Die Grundvoraussetzungen im Vorfeld des Spiels des österreichischen Favoriten gegen die von den Medien fahrlässig als Not-Elf verniedlichten Wikinger waren eigentlich hervorragend. Das österreichische Team hatte es im Laufe des Herbsts zu einem landesuntypischen Charakteristikum gebracht: maximaler Erfolg bei minimaler Leistung. Beinahe hätte man es dabei zur absoluten Perfektion gebracht: Um ein Haar hätte Norwegen coronabedingt gar nicht antreten können, sodass wir diesmal sogar ohne Leistung gewinnen hätten können. Doch es kam anders!

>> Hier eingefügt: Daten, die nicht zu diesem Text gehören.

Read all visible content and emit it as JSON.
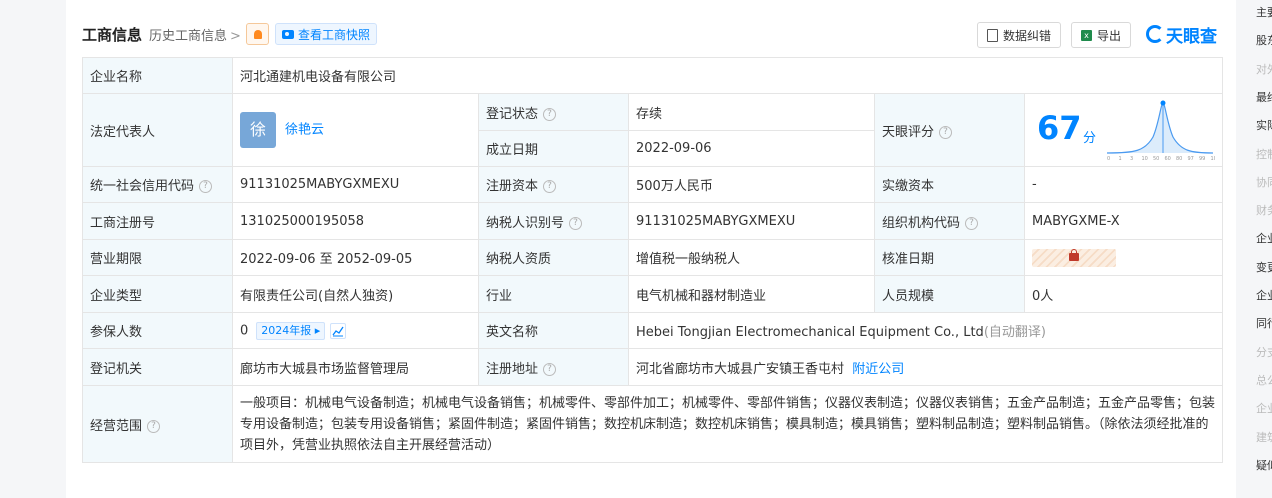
{
  "header": {
    "title": "工商信息",
    "history_link": "历史工商信息",
    "snapshot_button": "查看工商快照",
    "correction_button": "数据纠错",
    "export_button": "导出",
    "brand": "天眼查"
  },
  "company": {
    "name_label": "企业名称",
    "name": "河北通建机电设备有限公司",
    "legal_rep_label": "法定代表人",
    "legal_rep_avatar": "徐",
    "legal_rep": "徐艳云",
    "reg_status_label": "登记状态",
    "reg_status": "存续",
    "found_date_label": "成立日期",
    "found_date": "2022-09-06",
    "score_label": "天眼评分",
    "score": "67",
    "score_unit": "分",
    "score_axis": [
      "0",
      "1",
      "3",
      "10",
      "50",
      "60",
      "80",
      "97",
      "99",
      "100"
    ],
    "credit_code_label": "统一社会信用代码",
    "credit_code": "91131025MABYGXMEXU",
    "reg_capital_label": "注册资本",
    "reg_capital": "500万人民币",
    "paid_capital_label": "实缴资本",
    "paid_capital": "-",
    "reg_no_label": "工商注册号",
    "reg_no": "131025000195058",
    "taxpayer_id_label": "纳税人识别号",
    "taxpayer_id": "91131025MABYGXMEXU",
    "org_code_label": "组织机构代码",
    "org_code": "MABYGXME-X",
    "term_label": "营业期限",
    "term": "2022-09-06 至 2052-09-05",
    "taxpayer_type_label": "纳税人资质",
    "taxpayer_type": "增值税一般纳税人",
    "approve_date_label": "核准日期",
    "type_label": "企业类型",
    "type": "有限责任公司(自然人独资)",
    "industry_label": "行业",
    "industry": "电气机械和器材制造业",
    "staff_size_label": "人员规模",
    "staff_size": "0人",
    "insured_label": "参保人数",
    "insured": "0",
    "insured_report": "2024年报",
    "english_name_label": "英文名称",
    "english_name": "Hebei Tongjian Electromechanical Equipment Co., Ltd",
    "english_note": "(自动翻译)",
    "authority_label": "登记机关",
    "authority": "廊坊市大城县市场监督管理局",
    "address_label": "注册地址",
    "address": "河北省廊坊市大城县广安镇王香屯村",
    "nearby_link": "附近公司",
    "scope_label": "经营范围",
    "scope": "一般项目：机械电气设备制造；机械电气设备销售；机械零件、零部件加工；机械零件、零部件销售；仪器仪表制造；仪器仪表销售；五金产品制造；五金产品零售；包装专用设备制造；包装专用设备销售；紧固件制造；紧固件销售；数控机床制造；数控机床销售；模具制造；模具销售；塑料制品制造；塑料制品销售。（除依法须经批准的项目外，凭营业执照依法自主开展经营活动）"
  },
  "right_nav": [
    {
      "label": "主要",
      "dim": false
    },
    {
      "label": "股东",
      "dim": false
    },
    {
      "label": "对外",
      "dim": true
    },
    {
      "label": "最终",
      "dim": false
    },
    {
      "label": "实际",
      "dim": false
    },
    {
      "label": "控制",
      "dim": true
    },
    {
      "label": "协同",
      "dim": true
    },
    {
      "label": "财务",
      "dim": true
    },
    {
      "label": "企业",
      "dim": false
    },
    {
      "label": "变更",
      "dim": false
    },
    {
      "label": "企业",
      "dim": false
    },
    {
      "label": "同行",
      "dim": false
    },
    {
      "label": "分支",
      "dim": true
    },
    {
      "label": "总公",
      "dim": true
    },
    {
      "label": "企业",
      "dim": true
    },
    {
      "label": "建筑",
      "dim": true
    },
    {
      "label": "疑似",
      "dim": false
    }
  ],
  "colors": {
    "accent": "#0084ff",
    "status_green": "#3db06d",
    "label_bg": "#f2f9fc"
  }
}
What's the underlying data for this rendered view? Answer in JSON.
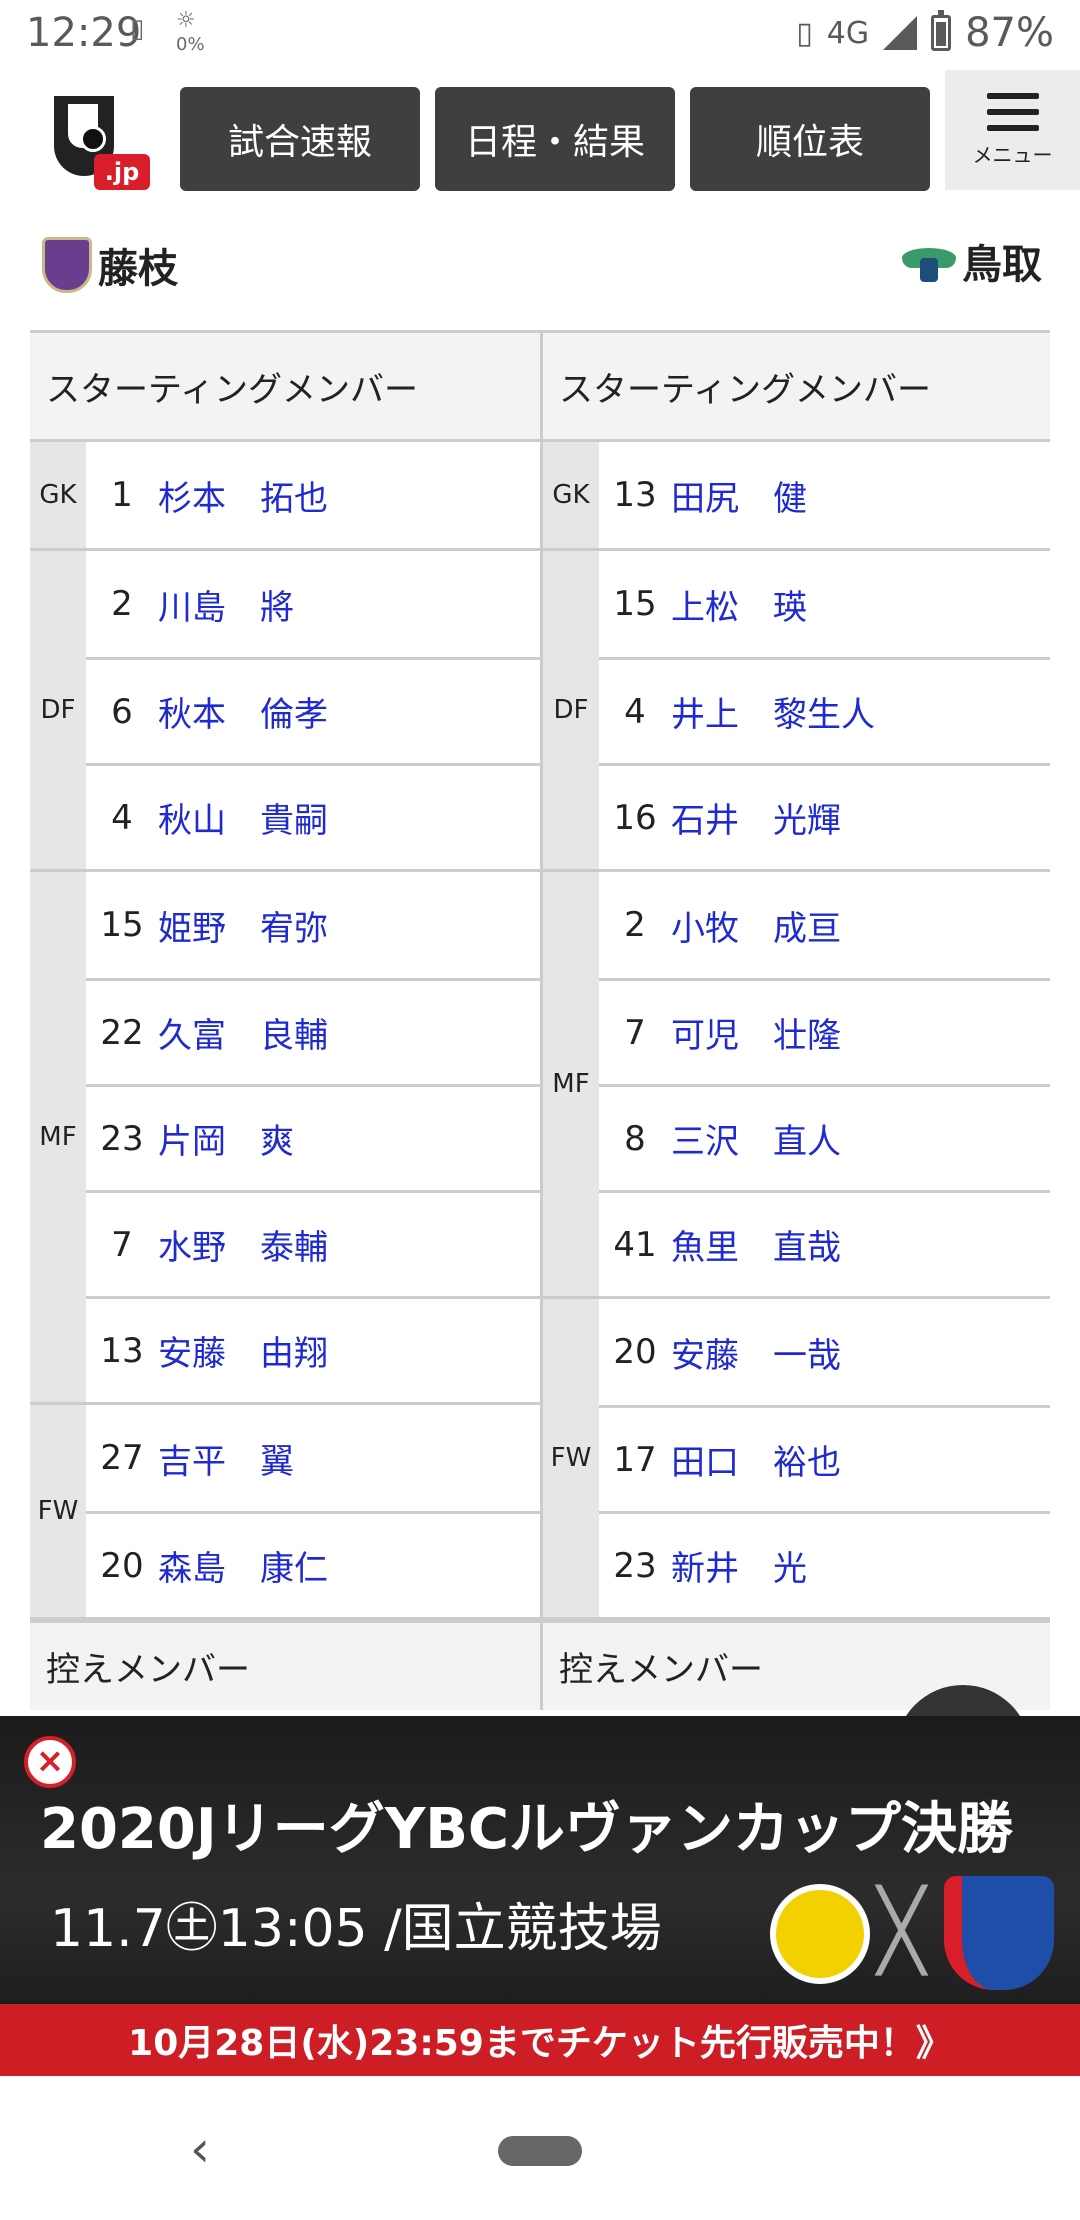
{
  "status_bar": {
    "time": "12:29",
    "data_rate": "0%",
    "network": "4G",
    "battery": "87%"
  },
  "header": {
    "logo_text": ".jp",
    "nav": [
      "試合速報",
      "日程・結果",
      "順位表"
    ],
    "menu_label": "メニュー"
  },
  "teams": {
    "home": "藤枝",
    "away": "鳥取"
  },
  "lineup": {
    "starting_label": "スターティングメンバー",
    "subs_label": "控えメンバー",
    "home": [
      {
        "pos": "GK",
        "players": [
          {
            "num": "1",
            "name": "杉本　拓也"
          }
        ]
      },
      {
        "pos": "DF",
        "players": [
          {
            "num": "2",
            "name": "川島　將"
          },
          {
            "num": "6",
            "name": "秋本　倫孝"
          },
          {
            "num": "4",
            "name": "秋山　貴嗣"
          }
        ]
      },
      {
        "pos": "MF",
        "players": [
          {
            "num": "15",
            "name": "姫野　宥弥"
          },
          {
            "num": "22",
            "name": "久富　良輔"
          },
          {
            "num": "23",
            "name": "片岡　爽"
          },
          {
            "num": "7",
            "name": "水野　泰輔"
          },
          {
            "num": "13",
            "name": "安藤　由翔"
          }
        ]
      },
      {
        "pos": "FW",
        "players": [
          {
            "num": "27",
            "name": "吉平　翼"
          },
          {
            "num": "20",
            "name": "森島　康仁"
          }
        ]
      }
    ],
    "away": [
      {
        "pos": "GK",
        "players": [
          {
            "num": "13",
            "name": "田尻　健"
          }
        ]
      },
      {
        "pos": "DF",
        "players": [
          {
            "num": "15",
            "name": "上松　瑛"
          },
          {
            "num": "4",
            "name": "井上　黎生人"
          },
          {
            "num": "16",
            "name": "石井　光輝"
          }
        ]
      },
      {
        "pos": "MF",
        "players": [
          {
            "num": "2",
            "name": "小牧　成亘"
          },
          {
            "num": "7",
            "name": "可児　壮隆"
          },
          {
            "num": "8",
            "name": "三沢　直人"
          },
          {
            "num": "41",
            "name": "魚里　直哉"
          }
        ]
      },
      {
        "pos": "FW",
        "players": [
          {
            "num": "20",
            "name": "安藤　一哉"
          },
          {
            "num": "17",
            "name": "田口　裕也"
          },
          {
            "num": "23",
            "name": "新井　光"
          }
        ]
      }
    ]
  },
  "ad": {
    "title": "2020JリーグYBCルヴァンカップ決勝",
    "date": "11.7㊏13:05 /国立競技場",
    "vs": "╳",
    "banner": "10月28日(水)23:59までチケット先行販売中！》",
    "close": "×"
  },
  "nav_bar": {
    "back": "‹"
  }
}
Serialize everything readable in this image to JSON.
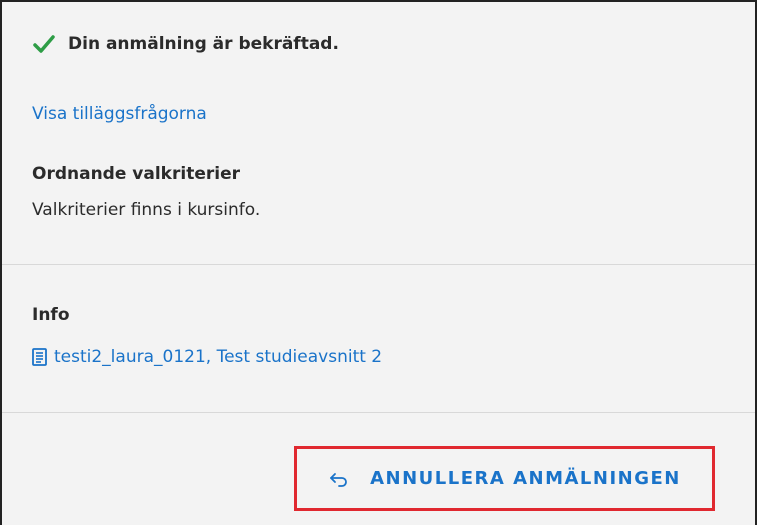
{
  "status": {
    "message": "Din anmälning är bekräftad.",
    "icon": "checkmark-icon",
    "color": "#2e9d46"
  },
  "links": {
    "show_questions": "Visa tilläggsfrågorna",
    "course": "testi2_laura_0121, Test studieavsnitt 2"
  },
  "criteria": {
    "title": "Ordnande valkriterier",
    "text": "Valkriterier finns i kursinfo."
  },
  "info": {
    "title": "Info"
  },
  "actions": {
    "cancel_label": "ANNULLERA ANMÄLNINGEN"
  },
  "colors": {
    "link": "#1a73c9",
    "highlight": "#e0282f",
    "background": "#f3f3f3"
  }
}
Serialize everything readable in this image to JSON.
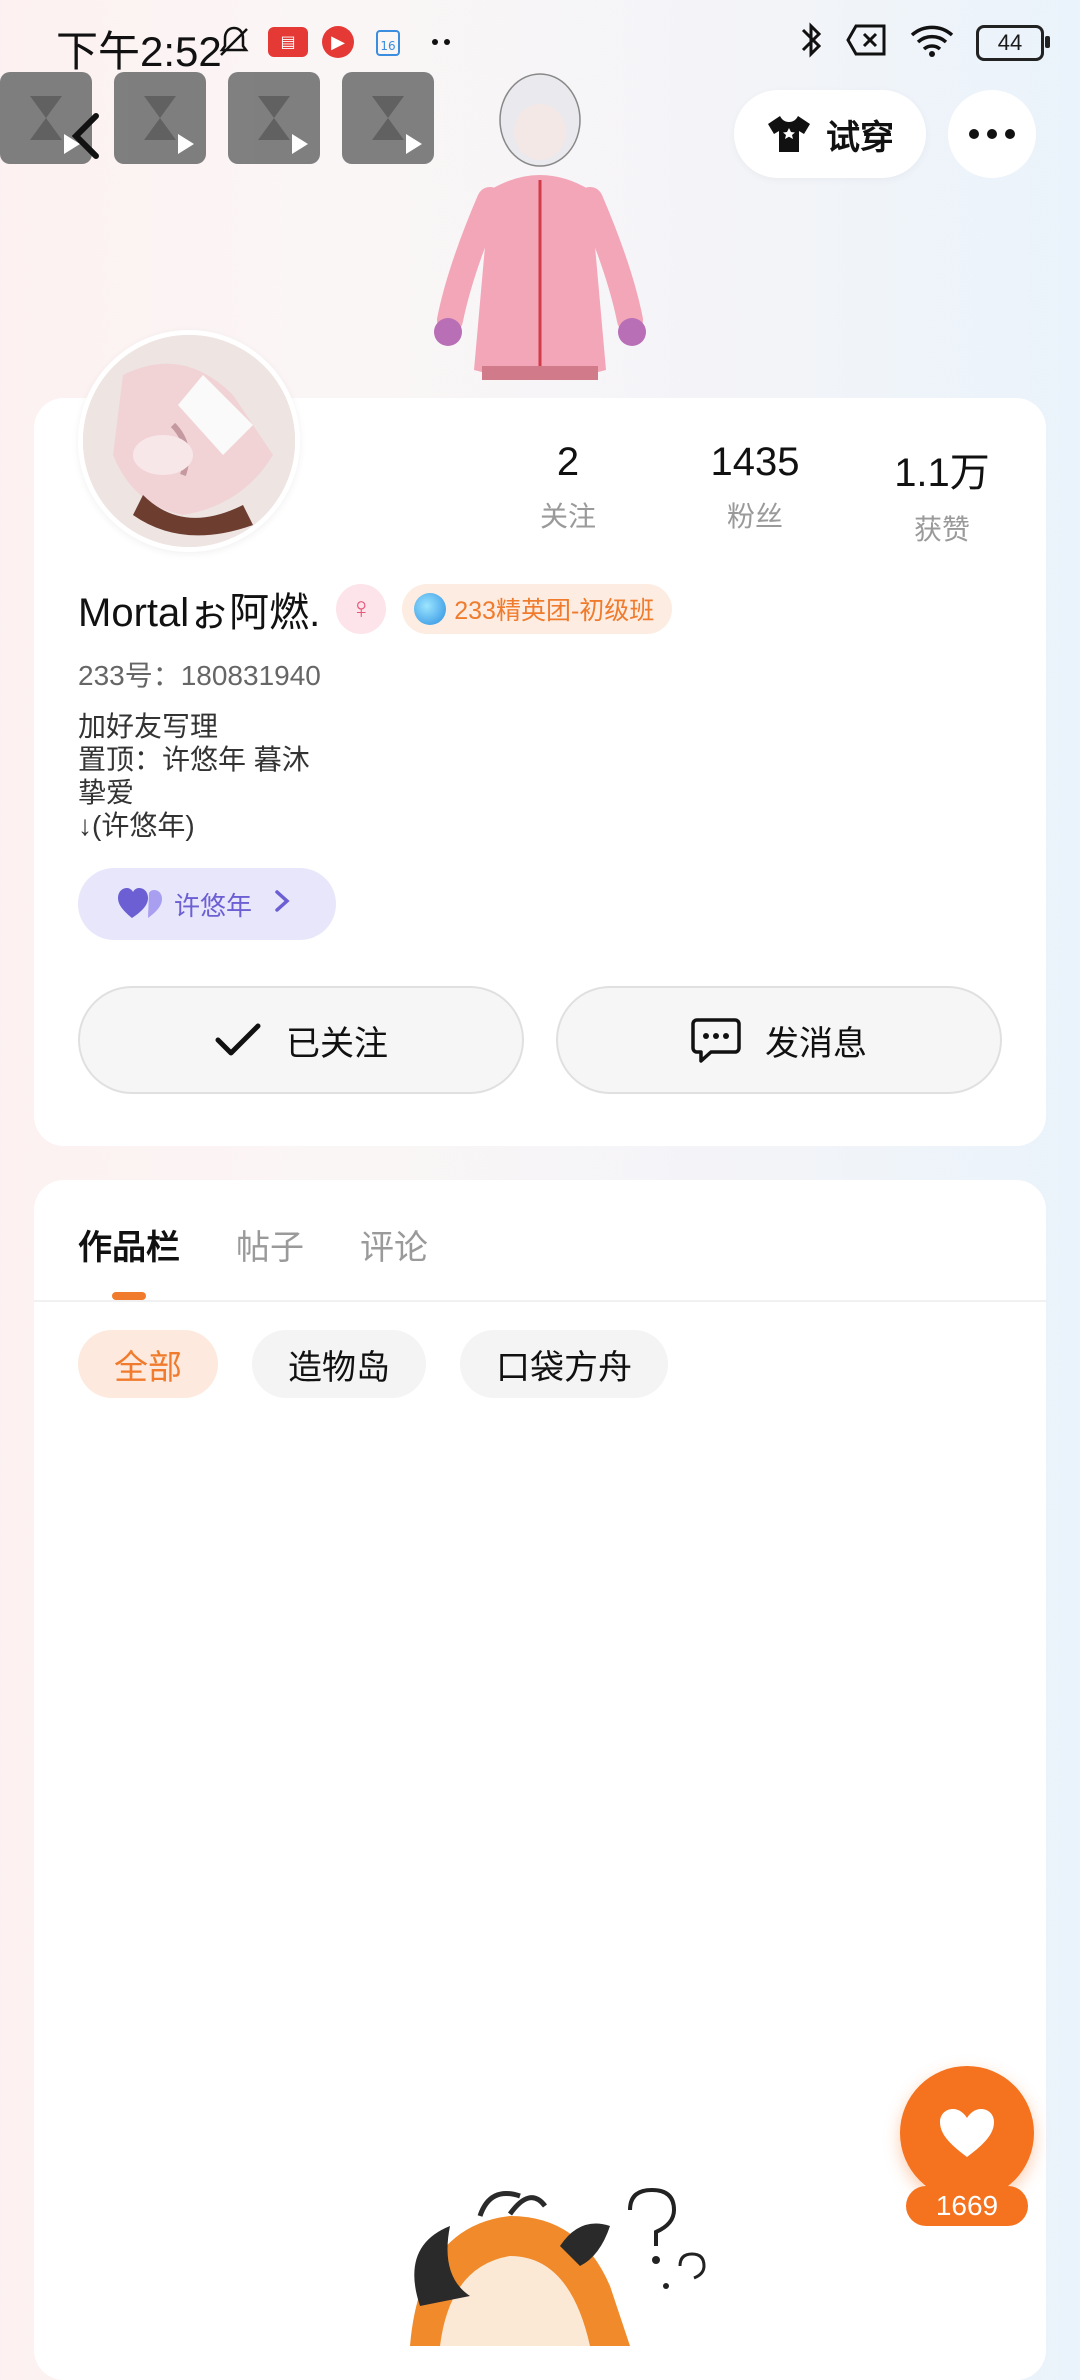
{
  "status_bar": {
    "time": "下午2:52",
    "battery": "44"
  },
  "top_actions": {
    "tryon_label": "试穿"
  },
  "profile": {
    "name": "Mortalぉ阿燃.",
    "gender_symbol": "♀",
    "level_badge": "233精英团-初级班",
    "uid": "233号：180831940",
    "bio_lines": [
      "加好友写理",
      "置顶：许悠年 暮沐",
      "挚爱",
      "↓(许悠年)"
    ],
    "cp_name": "许悠年"
  },
  "stats": [
    {
      "value": "2",
      "label": "关注"
    },
    {
      "value": "1435",
      "label": "粉丝"
    },
    {
      "value": "1.1万",
      "label": "获赞"
    }
  ],
  "actions": {
    "follow_label": "已关注",
    "message_label": "发消息"
  },
  "tabs": [
    "作品栏",
    "帖子",
    "评论"
  ],
  "filters": [
    "全部",
    "造物岛",
    "口袋方舟"
  ],
  "like": {
    "count": "1669"
  },
  "colors": {
    "accent": "#f07b2d",
    "like_fab": "#f5721f",
    "cp_purple": "#6b5fd3"
  }
}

Erfreulich war, dass sich meine geliebte Gattin K., die mit meiner Tochter T. ein blasphemisches grundsätzliches Desinteresse am Fußball teilt, vor Spielbeginn nicht gleich reflexhaft ins Schlafzimmer verzog. Mit Engelszungen und einer gewissen dichterischen Freiheit hatte ich in den schillerndsten Farben die monumentale Bedeutung der Nations League herausgearbeitet. Es sei schlicht denkunmöglich, sich an diesem Abend dem in Corona-Zeiten gemeinsam entwickelten Ritual der Abarbeitung sämtlicher „Games of Thrones“-Staffeln auf Netflix zu widmen. Dementsprechend widerborstig war die Fußballfanfrau bereits bei Sendungsbeginn eingestellt. „Wir gewinnen 3:0“, meinte Herbert Prohaska. „4:0“, lizitierte Helge Payer die Prognose lasziv nach oben. „Die sind wahnsinnig arrogant. Sehr unsympathisch!“, brummte die Gattin. „Wir gewinnen 5:0!“, erwiderte ich. Und als ich angewidertes Schweigen erntete, fügte ich hinzu: „Ich sage ja nicht, dass Österreich gestern die Deutschen auch 6:0 paniert hätte. So weit sind wir noch nicht – aber niemals hätten wir jedenfalls so hoch verloren.“ Da hörte mir die Fußballfanfrau längst nicht mehr zu, weil sie sich aus Trotz in den für wenige Sekunden eingeblendeten norwegischen Coach verliebt hatte. „Walfänger-Gesindel“, schrie ich, als ich das amouröse Malheur bemerkte. „Corona-Weltmeister!“, konterte K. So ging es hin und her, bis sich meine Partnerin rund um die 20. Spielminute – mit einem Wortschwall fachweibischer Kritik über das Spielgeschehen – ins Schlafgemach zurückzog, um sich der Lektüre ihres aktuellen Romans zu widmen (vermutetes Strickmuster der Handlung: kanadische Kinderärztin mit einem ganzen Arsch voller seelischer Befindlichkeiten verliebt sich in einen gutaussehenden mexikanischen Holzfäller mit einem dunklen Geheimnis und findet am Ende einer elendslangen Suche nach irgendeiner Kraft selbige überraschender Weise in sich selbst – Aarghh!)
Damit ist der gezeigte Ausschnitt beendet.